Trendy bars

I was never a fan of the trendy bar scene.  Even when I was 21, I would rather stay home.  Why?  1) If I can get drunk for $15 or $50, give me $15.  I’m cheap, but like to drink.  If shoe polish gave me a buzz, I’d drink that.  2) DUI’s.  Look officer, that’s kids’ swingset jumped right out in front of my car.  How am I supposed to drive through this yard with all these obstacles in my way?  3) Douchebags.

I went out with some co-workers and my lady (one guy, three women – spoiler alert, I didn’t talk much) to a new and exciting bar with 75 beers on tap.  I realized it was a trendy bar (let’s keep the number format going) because 1) I saw a guy with a manpurse.  Manpurse is an oxymoron, but that’s the only way to describe it.  Nice purse, sweetie.  2) Big haired women wearing slut gear talking to old men.  This is a dead giveaway that you’re in a “cool” joint.  Old guys w/ money chasing women who will take it.  I have a soft spot for old fashioned romance.  3) No place to stand or sit.  I think it’s great when the server bumps into my back 12 times.  Trust me, I would LOVE to move, but the only open spot is the women’s room and I have a few court orders telling me I can’t hang out there.

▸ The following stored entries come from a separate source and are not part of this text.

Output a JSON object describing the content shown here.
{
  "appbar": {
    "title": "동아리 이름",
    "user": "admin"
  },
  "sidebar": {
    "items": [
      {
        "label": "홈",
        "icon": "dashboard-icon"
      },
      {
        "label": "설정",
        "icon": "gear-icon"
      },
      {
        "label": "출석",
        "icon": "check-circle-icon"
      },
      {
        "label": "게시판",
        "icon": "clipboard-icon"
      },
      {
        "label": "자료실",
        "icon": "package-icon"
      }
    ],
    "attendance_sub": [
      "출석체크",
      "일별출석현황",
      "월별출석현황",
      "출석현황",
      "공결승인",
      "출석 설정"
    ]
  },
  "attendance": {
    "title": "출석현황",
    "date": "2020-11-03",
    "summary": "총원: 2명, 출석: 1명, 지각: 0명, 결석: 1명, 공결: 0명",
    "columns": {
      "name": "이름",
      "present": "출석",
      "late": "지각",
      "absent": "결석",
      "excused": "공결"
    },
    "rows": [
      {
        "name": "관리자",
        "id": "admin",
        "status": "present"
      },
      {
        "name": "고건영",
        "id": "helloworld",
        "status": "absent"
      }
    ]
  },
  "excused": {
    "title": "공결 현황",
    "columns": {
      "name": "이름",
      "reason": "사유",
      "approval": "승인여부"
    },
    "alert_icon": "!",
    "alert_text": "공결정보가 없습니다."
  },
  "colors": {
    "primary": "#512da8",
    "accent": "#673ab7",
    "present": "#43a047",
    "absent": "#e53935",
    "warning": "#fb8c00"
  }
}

We got a seat and all my cares melted away…except that I saw a record number of guys wearing designer tank tops and two popped collars.  Oh, and my parking meter has four minutes left on it.  Nothing like getting a $75 ticket because you’re too cheap to put that additional quarter in the meter.  Looks like I am drinking at home again.  Where’d I put that shoe polish?